La differenza come «traccia»
Nel pensiero di Emanuele Severino il tema della «differenza» riveste un ruolo cruciale. Egli fa valere un punto teoreticamente nodale e cioè la necessità che l’identità determinata venga intesa non come autonoma e autosufficiente, bensì come intrinsecamente vincolata alla differenza. Tuttavia, l’altro viene conservato solo «come negato», cioè «come tolto», nell’identico. Che cosa significa ciò? Che cosa significa che la differenza viene conservata nell’identità, ma solo come tolta? Orbene, la dialettica di identità e differenza viene trattata inizialmente ne La struttura originaria, ma successivamente viene ripresa e approfondita in un’altra opera: La Gloria.

Nel presente lavoro, seguiremo l’argomentazione che compare in questo secondo scritto, perché è precisamente mediante il concetto di «traccia», comparente appunto ne La Gloria, che egli intende indicare ciò che nell’identico v’è del diverso. Nell’affermare che ogni identità include bensì tutte le altre, ma nella forma di «tracce» di queste ultime, egli ritiene di evitare la contraddizione di un identico che include in sé il diverso, inclusione che configurerebbe l’«identità dei contraddittori».

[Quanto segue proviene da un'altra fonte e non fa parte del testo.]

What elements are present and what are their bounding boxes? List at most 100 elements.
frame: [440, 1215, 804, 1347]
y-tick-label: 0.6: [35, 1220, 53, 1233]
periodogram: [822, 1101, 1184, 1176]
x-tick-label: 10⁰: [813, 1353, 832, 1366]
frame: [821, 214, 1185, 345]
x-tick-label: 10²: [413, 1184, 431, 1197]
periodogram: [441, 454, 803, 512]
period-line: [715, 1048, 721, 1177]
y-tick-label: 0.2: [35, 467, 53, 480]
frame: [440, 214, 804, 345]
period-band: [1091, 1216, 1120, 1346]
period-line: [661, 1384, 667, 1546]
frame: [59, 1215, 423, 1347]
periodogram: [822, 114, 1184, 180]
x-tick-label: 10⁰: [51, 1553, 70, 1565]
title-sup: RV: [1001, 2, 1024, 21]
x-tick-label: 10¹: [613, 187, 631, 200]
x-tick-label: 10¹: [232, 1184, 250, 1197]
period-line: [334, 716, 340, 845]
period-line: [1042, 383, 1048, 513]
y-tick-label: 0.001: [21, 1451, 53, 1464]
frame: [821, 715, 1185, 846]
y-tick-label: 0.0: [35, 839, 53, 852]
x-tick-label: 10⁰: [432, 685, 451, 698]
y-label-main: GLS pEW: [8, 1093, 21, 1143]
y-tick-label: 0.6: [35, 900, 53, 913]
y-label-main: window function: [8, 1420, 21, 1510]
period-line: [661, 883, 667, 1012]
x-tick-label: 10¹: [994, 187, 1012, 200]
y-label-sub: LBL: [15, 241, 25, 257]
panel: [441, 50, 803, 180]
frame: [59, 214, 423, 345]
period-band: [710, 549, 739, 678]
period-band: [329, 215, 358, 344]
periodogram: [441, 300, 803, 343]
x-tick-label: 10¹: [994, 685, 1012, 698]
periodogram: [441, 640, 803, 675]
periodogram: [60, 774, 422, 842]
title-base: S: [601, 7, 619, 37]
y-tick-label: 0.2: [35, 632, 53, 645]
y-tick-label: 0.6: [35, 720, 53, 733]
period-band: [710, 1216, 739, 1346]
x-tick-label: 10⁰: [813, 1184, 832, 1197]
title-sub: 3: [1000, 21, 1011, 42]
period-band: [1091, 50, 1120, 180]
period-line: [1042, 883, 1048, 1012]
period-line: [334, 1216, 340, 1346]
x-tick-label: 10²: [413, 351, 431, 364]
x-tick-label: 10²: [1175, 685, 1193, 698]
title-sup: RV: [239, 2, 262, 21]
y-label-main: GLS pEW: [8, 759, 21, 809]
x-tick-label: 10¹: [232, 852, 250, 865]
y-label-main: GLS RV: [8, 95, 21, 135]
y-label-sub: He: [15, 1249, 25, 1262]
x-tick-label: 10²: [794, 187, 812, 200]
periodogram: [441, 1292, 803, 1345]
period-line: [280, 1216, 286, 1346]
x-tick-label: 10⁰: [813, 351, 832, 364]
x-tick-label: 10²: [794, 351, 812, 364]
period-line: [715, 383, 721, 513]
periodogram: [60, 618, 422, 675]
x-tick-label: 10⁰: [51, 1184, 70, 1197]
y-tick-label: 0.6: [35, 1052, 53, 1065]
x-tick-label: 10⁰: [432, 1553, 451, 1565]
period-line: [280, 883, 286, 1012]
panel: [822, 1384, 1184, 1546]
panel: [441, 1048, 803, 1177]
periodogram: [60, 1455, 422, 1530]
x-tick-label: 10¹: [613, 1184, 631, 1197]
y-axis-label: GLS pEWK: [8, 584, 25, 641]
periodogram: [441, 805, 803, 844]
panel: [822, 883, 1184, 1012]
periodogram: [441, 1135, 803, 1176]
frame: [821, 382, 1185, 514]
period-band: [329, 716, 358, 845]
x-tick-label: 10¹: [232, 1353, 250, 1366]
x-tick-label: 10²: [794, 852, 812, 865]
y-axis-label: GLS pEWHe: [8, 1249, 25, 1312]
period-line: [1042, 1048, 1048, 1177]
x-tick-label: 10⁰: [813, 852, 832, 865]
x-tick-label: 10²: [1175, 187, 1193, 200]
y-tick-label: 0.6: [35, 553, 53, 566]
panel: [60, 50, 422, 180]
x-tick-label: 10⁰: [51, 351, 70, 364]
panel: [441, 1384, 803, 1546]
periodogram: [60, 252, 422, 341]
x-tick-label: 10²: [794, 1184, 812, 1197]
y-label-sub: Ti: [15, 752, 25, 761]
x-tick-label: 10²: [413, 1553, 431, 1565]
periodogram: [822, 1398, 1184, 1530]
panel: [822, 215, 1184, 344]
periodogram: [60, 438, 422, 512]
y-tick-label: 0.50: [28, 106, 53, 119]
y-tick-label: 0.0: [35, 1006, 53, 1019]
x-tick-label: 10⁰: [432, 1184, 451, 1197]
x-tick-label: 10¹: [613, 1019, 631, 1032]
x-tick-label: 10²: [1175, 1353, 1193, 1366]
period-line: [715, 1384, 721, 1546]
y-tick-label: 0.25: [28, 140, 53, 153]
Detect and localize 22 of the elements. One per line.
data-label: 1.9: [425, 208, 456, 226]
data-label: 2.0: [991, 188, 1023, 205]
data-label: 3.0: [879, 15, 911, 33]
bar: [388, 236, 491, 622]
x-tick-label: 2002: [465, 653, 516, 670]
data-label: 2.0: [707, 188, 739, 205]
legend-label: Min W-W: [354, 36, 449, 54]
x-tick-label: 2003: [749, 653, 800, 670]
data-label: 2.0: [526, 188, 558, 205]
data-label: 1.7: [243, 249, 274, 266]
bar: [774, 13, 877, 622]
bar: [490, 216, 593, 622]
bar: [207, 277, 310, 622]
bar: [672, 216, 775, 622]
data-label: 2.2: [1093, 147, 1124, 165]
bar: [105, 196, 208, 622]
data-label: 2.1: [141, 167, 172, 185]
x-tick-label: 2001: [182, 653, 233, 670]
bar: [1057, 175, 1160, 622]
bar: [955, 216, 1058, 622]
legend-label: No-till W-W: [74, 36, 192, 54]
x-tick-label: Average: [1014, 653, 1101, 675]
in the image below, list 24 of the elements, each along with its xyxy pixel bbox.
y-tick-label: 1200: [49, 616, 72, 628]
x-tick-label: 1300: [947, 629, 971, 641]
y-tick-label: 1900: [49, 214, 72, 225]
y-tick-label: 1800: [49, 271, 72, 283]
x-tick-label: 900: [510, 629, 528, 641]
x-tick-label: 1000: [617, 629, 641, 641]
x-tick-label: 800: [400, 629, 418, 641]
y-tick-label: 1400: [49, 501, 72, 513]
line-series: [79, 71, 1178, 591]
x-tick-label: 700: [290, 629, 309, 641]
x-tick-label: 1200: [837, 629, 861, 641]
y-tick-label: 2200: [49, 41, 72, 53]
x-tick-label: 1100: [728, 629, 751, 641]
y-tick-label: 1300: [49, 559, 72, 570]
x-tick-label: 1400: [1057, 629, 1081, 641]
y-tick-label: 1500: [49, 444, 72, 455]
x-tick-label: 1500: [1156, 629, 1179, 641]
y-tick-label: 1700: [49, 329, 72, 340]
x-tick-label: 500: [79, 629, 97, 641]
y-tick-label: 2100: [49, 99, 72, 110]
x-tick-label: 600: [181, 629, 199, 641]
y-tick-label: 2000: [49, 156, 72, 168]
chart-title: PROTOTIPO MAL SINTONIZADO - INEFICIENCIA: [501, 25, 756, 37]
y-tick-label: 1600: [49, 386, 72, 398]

Scrive, infatti, Severino: “il qualcosa è in qualche modo presente nel qualcos’altro, ma vi è presente come rovesciato, cioè come altro. […] Questa stanza e il giardino che è lì fuori (che non sono cose in sé, ma interpretazioni) sono necessariamente uniti. Pertanto, anche in quanto distinta dal giardino (e la distinzione non è separazione o isolamento), questa stanza appare mostrando in sé una traccia del giardino; e viceversa (e ha in sé una traccia di tutti gli essenti). Se questa traccia non esistesse e non apparisse nella stanza (in quanto distinta dal giardino), non vi sarebbe relazione necessaria tra i due” (E. Severino, La Gloria, Adelphi, Milano 20102, p. 70).

Il passo merita un’attenta analisi, per la sua rilevanza. Le cose dell’esperienza, cioè i dati empirici, non sono cose in sé, ma interpretazioni. L’espressione «interpretazioni» ha qui il significato di «fenomeni». Da Kant in poi, «fenomeno» è l’espressione che viene usata per indicare il dato d’esperienza, proprio perché questo viene contrapposto alla cosa in sé, cioè al noumeno. Il fenomeno si pone in una trama di relazioni, che vincolano inscindibilmente gli uni agli altri, nonché in virtù di quella relazione che sussiste tra il campo dei fenomeni e il soggetto che li rileva e ne ha coscienza.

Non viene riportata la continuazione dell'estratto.